Evol Ecol Res 7: 853-870 (2005) Full PDF if your library subscribes.
The evolution of altruism by costly punishment in lattice-structured populations: score-dependent viability versus score-dependent fertility
Mayuko Nakamaru1* and Yoh Iwasa2
1Department of Systems Engineering, Shizuoka University, Johoku 3-5-1, Hamamatsu 432-8561 and 2Department of Biology, Kyushu University, Fukuoka 812-8581, Japan
Address all correspondence to Mayuko Nakamaru, Department of Value and Decision Science, Tokyo Institute of Technology, 2-12-1 O-okayama, Meguro-ku, Tokyo 152-8552, Japan.
Question: What part might punishment play in maintaining cooperation in animal and human societies?
Mathematical method: Evolutionary game theory. The game’s score modifies either viability or fertility.
Key assumptions: The population is spatially structured. After a player dies, a copy of one of its nearest neighbours fills the vacancy. Altruists may punish selfish individuals by forcing them to pay a ‘fine’, but the punisher itself must pay to impose the fine.
Conclusions: Punishment can make altruism an evolutionarily stable strategy.

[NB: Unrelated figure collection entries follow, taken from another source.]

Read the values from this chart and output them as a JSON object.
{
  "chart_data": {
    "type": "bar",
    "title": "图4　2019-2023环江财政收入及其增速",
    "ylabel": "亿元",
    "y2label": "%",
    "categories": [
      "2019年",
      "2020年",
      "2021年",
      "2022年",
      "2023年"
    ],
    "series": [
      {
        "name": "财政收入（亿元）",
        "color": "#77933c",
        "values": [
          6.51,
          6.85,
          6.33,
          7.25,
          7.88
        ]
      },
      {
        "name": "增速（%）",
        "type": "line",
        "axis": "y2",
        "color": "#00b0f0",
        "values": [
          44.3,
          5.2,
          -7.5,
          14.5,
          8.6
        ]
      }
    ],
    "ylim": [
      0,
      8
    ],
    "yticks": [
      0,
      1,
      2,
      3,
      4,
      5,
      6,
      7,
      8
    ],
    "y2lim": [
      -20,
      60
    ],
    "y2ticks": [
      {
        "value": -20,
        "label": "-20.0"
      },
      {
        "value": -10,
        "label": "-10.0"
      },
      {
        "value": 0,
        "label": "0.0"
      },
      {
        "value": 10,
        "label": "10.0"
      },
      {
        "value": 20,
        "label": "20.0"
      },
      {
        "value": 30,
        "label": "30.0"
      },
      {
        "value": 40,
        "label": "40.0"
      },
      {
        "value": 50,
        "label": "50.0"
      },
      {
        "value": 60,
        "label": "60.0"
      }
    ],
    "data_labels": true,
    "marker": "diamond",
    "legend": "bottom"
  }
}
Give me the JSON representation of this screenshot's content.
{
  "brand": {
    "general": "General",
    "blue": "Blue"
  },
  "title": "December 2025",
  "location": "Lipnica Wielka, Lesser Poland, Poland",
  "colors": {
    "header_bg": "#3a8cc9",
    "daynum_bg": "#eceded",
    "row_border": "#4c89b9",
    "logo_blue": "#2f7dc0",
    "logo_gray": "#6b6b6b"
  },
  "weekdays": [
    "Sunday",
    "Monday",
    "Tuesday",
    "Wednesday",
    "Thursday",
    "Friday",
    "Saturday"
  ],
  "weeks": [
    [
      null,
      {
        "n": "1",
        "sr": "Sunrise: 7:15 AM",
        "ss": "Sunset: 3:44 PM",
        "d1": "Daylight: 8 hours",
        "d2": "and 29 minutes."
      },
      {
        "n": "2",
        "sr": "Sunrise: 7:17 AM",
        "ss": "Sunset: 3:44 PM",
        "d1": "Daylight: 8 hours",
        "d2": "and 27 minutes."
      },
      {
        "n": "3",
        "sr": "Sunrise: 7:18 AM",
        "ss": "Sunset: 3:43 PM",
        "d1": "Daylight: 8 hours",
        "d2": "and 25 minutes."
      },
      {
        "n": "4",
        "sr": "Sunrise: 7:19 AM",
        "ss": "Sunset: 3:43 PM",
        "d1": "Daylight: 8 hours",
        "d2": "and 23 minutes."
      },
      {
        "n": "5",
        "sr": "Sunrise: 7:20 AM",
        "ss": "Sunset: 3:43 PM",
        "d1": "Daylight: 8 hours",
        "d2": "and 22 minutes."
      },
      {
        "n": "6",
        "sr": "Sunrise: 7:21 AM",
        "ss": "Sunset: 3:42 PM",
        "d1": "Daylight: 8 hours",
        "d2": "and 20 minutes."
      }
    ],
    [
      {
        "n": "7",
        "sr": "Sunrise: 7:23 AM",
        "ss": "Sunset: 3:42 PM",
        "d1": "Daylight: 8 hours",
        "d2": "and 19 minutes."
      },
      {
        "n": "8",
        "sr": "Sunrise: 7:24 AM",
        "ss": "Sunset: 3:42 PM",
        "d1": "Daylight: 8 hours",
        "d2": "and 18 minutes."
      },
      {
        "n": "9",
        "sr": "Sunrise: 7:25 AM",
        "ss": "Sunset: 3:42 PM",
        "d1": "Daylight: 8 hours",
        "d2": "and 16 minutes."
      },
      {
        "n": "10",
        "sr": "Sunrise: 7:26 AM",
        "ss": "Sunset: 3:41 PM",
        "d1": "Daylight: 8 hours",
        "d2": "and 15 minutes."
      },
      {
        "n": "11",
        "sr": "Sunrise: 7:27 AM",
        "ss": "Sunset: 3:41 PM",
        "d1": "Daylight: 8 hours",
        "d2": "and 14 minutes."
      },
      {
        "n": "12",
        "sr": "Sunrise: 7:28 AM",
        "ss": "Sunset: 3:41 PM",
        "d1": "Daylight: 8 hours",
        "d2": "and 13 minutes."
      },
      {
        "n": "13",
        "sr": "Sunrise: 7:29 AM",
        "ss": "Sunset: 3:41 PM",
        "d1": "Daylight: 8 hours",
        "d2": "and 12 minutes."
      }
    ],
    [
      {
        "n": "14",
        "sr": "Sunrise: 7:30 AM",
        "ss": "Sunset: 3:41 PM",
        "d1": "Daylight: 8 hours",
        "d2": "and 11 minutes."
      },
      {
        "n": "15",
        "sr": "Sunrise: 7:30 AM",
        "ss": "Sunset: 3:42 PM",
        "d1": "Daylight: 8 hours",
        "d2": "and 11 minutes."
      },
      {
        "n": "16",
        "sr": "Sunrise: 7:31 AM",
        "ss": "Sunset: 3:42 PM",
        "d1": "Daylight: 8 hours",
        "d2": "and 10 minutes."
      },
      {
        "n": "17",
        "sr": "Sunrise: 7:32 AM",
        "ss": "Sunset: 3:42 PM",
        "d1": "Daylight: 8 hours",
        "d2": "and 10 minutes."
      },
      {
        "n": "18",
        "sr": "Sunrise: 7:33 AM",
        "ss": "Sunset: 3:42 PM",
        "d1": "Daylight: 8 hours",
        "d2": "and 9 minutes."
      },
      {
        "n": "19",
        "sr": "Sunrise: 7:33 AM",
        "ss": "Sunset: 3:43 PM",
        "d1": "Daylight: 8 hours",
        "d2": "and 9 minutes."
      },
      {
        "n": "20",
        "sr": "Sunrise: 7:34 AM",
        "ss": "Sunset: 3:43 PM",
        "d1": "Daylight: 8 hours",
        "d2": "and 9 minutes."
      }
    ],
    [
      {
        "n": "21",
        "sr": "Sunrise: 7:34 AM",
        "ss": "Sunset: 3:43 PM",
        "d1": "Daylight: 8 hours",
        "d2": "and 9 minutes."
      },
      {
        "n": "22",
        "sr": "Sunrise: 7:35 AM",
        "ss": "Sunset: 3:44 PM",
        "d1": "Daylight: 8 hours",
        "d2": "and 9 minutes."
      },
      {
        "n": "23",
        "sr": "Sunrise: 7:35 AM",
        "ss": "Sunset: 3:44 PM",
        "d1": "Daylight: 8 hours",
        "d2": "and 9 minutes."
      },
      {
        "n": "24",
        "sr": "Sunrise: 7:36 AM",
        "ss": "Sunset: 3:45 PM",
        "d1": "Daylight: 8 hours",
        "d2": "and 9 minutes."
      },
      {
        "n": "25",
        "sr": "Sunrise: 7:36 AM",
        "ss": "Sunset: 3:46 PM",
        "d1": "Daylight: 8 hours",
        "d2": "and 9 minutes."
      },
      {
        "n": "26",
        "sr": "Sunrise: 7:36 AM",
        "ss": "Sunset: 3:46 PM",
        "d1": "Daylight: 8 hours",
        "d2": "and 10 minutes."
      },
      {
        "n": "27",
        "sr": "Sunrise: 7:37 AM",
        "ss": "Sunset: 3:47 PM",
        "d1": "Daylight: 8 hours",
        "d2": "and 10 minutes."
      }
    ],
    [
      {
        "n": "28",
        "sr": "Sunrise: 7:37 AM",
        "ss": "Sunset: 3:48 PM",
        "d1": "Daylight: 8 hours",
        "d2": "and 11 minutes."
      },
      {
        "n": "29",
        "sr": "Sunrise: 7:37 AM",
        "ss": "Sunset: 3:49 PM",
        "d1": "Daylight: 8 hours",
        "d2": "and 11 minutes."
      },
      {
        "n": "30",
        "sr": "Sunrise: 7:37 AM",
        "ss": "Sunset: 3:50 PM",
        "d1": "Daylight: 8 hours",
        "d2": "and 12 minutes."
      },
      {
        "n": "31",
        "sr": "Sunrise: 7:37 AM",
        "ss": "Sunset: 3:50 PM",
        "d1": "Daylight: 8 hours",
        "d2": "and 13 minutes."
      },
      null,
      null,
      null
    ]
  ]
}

In a well-mixed population, if the score affects fertility, then an altruist-punisher cannot invade a selfish population. But it can invade if the score affects viability and the fine is large. In a spatially structured population, an altruist-punisher can invade a selfish population whether the score affects viability or fertility. In the viability model, large fines promote altruism. But in the fertility model, either a large fine or a high benefit of cooperation promotes altruism.
Keywords: altruism, lattice, punishment, score-dependent fertility, score-dependent viability.